Similar problems appear with any kind of clothing maker or retailer. Everyone deplores child labor. But how many companies can guarantee you a pristine production chain from foreign shores to your local shop? Extremely few.

All energy and car companies pollute at some level. Where do you draw the lines?

If you are for the environment, for human rights, against guns and so on, your money manager has to somehow determine which companies to exclude. Usually, there is such a big gray area that it can’t be done consistently. Trade-offs are everywhere.

As a result of all the extra vetting work, social funds often become expensive to own. Ultimately, the investor gains a clearer conscience, but perhaps at the cost of significantly lower long-term returns.

High-impact compromise

So we set about looking for a compromise, and we believe we’ve found a decent solution.

When our clients ask about social screening, we tell them that our investment policy is to own entire asset classes via index funds — no screening.

Yes, there surely will be a few companies of which they don’t approve. But as money managers we can calculate the percentage of overall returns that come from objectionable businesses.

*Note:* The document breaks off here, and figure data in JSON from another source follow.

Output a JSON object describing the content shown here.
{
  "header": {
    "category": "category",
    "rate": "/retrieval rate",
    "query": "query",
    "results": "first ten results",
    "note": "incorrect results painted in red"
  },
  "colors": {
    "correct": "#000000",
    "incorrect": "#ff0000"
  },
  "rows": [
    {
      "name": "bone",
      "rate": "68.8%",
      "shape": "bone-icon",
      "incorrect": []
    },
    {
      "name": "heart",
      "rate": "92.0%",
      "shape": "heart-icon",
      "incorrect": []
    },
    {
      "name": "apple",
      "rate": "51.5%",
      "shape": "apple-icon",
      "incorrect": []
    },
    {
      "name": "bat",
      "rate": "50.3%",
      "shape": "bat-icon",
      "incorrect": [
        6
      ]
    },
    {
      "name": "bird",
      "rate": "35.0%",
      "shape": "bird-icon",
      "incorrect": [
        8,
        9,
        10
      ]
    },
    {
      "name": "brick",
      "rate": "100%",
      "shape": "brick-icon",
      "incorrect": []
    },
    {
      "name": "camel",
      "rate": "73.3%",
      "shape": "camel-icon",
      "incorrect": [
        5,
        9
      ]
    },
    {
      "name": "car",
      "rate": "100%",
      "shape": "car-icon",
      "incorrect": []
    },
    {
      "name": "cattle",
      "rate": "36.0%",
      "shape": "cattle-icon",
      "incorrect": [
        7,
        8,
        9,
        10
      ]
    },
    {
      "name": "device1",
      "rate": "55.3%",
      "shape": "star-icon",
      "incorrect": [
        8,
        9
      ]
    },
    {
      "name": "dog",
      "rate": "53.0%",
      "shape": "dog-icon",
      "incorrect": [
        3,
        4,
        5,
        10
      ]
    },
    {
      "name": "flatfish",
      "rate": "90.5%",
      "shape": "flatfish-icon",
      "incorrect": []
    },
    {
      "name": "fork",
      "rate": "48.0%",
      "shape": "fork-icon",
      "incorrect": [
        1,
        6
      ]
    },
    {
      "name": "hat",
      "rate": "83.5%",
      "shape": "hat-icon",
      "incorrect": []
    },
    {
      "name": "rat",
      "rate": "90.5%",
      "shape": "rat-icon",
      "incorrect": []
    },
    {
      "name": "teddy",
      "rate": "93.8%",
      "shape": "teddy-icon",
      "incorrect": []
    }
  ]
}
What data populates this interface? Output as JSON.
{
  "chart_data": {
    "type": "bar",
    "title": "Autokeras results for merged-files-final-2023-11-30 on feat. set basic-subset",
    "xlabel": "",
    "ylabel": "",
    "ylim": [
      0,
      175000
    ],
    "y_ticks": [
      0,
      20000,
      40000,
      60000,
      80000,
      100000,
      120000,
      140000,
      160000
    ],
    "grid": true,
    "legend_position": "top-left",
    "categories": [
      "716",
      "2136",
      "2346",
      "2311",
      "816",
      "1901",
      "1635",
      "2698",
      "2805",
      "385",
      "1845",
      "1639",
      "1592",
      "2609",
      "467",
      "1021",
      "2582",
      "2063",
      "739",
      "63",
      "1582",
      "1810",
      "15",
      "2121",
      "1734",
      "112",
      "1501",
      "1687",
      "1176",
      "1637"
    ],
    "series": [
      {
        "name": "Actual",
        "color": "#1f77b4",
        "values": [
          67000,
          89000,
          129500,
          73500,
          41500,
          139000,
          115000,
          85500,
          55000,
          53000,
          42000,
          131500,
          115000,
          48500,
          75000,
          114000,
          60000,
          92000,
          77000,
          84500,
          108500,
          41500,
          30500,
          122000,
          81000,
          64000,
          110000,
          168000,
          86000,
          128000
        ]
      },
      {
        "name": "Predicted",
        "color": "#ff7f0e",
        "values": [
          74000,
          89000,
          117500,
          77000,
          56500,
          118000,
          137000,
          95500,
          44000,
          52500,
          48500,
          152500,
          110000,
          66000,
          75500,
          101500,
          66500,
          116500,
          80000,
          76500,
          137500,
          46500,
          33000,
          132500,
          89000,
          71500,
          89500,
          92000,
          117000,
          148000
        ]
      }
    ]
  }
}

The client, armed with this information, is then invited to use that excess return to contribute directly to non-profit causes that address the issues they deem problematic.  

That way, you can turn a company’s profits against it in a very direct and high-impact way. Contribute to gun-control advocacy programs. Give to anti-smoking drives or cancer research. Help elect politicians who will work for the change you want to see.

Divestment is a reasonable approach. University students have long used it to force college endowments to cease profiting from, for instance, the former apartheid government in South Africa.

While that kind of high-profile protest makes news, one less shareholder among millions does not have the same power.

But a dollar turned back toward solving the world’s problems is a dollar going in a direction any conscientious investor can live with happily.